Since arriving in Kenya in January 2018, Leo has quickly expanded her English vocabulary and fluency. But she has yet to learn English terms for the trees in her garden.
What she does know is that she has planted several avocado and mango trees to augment the other edible fruit trees that grow in the garden, such as the guava, pawpaw and banana trees.

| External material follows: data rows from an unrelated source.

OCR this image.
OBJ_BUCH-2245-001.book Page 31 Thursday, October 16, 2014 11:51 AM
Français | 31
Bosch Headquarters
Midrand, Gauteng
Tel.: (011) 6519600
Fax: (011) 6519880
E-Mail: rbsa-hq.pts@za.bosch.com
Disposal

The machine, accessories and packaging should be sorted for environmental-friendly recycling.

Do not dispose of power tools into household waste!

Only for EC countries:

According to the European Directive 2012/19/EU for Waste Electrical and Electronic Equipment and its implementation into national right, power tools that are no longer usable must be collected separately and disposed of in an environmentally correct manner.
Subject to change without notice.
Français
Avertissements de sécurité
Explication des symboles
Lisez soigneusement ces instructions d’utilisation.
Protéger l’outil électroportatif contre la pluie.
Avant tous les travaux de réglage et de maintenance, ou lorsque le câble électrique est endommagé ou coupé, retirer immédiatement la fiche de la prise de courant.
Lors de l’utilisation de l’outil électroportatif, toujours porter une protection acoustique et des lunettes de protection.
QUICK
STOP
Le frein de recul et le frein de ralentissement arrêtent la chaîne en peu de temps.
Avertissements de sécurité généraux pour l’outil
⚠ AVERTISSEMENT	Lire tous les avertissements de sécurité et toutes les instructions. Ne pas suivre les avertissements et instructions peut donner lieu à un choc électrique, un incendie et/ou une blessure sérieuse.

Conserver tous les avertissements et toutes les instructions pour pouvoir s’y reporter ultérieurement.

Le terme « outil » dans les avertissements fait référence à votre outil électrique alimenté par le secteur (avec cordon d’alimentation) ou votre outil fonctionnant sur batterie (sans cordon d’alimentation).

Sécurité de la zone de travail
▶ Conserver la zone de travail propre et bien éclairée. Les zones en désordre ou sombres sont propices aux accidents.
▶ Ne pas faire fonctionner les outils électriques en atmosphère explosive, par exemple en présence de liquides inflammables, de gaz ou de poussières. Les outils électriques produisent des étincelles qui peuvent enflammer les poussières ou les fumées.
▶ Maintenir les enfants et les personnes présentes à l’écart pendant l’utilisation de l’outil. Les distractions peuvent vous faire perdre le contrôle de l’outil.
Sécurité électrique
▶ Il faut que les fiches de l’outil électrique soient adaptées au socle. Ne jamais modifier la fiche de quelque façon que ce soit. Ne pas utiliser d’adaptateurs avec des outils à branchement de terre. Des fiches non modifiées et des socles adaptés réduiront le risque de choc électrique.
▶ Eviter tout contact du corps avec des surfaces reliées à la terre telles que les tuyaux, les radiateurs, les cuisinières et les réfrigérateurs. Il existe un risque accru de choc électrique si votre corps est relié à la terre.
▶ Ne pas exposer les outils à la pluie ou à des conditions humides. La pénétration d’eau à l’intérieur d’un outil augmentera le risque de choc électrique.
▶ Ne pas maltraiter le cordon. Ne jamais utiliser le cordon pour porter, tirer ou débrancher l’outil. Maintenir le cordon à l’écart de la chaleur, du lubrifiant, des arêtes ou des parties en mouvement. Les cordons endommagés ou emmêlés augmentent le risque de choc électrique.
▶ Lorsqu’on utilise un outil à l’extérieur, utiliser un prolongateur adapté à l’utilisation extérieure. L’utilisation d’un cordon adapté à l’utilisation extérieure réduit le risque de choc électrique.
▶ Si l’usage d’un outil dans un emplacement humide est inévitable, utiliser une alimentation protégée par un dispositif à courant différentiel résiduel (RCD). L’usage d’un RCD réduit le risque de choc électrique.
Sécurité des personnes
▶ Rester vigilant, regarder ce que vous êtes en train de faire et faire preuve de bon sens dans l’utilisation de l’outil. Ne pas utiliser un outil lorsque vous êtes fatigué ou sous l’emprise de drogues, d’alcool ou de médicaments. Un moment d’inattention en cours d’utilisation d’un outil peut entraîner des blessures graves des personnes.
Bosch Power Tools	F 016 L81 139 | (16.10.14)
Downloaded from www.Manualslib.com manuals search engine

“But I’ve never eaten an avocado, mango or pawpaw from the garden,” she admits. The same is true for the bananas and guavas. She does get plenty of lime from the two trees she planted with assistance from their three gardeners, Benson Okumu, Johnson Omari and Bevin Kimaiga.
“It’s the monkeys,” she says simply. She admits however that the avocado trees are so tall that their fruits wouldn’t be easy to harvest, in any case.
Benson explains that the monkeys keep their eyes on those fruit trees and gobble up the mangos, pawpaws and avocados right when they have ripened perfectly. “They normally don’t come during the day. We leave work at 5 o’clock and the monkeys time us,” he adds.
They arrive between 5:15 to 5:30 which is after the gardeners go and before Fernando arrives home.
“They come as a large family,” observes Leo who often sees them arrive in large numbers when she is at home working. Clearly reconciled to never eating fruits from her garden, she says the monkeys don’t bother her in the least.
“But unless I close all the windows and doors, they will come in,” she adds, noting that once she walked into her kitchen and found one blithely eating an egg. He didn’t even bother to leap back out the kitchen window until he’d finished his mini-feast.
“He hadn’t done any damage to the kitchen.” Leo says. “But as I had the eggs covered and on a tray outside the fridge, he had managed to open the container and take the one egg out,” she adds, noting how intelligent these Sykes monkeys are.
The one yellow-green fruit that the monkeys don’t touch is what the Portuguese call ‘Chuchu’. It’s actually a vegetable shaped like a pear and having a similar texture and seed structure.
“Chuchu’s are rather tasteless, but just as tofu is tasteless but easily absorbs the flavor of whatever food they are being cooked with, chuchu’s are similar,” she says.
Noting that since coming to Kenya she rarely cooks. “We have an excellent kitchen staff,” Leo says although she often gets herbs and spices from their kitchen garden to enhance the flavor of a specific dish. But back home in Brazil, she adds that she loves to cook and has no hired help.
Their vegetable garden also grows spinach, kale, onions, beetroot, eggplant and potatoes successfully. “But the tomatoes can be a problem,” notes Johnson.
“Whatever grows in the garden is shared by everyone,” Leo says although she admits she prefers the staff eat from the garden during working hours and not carry things home. “Otherwise, there will be none left for us,” she adds.
Besides veggies, the garden also grows thyme, chives, mint, rosemary and parsley. And a Kenyan garden wouldn’t be complete without at least one jacaranda, acacia and bougainvillea bush.
The one tree the gardeners know well is the mwarubaini which is said to cure over 40 diseases, everything from typhoid and malaria to amoeba and ulcers.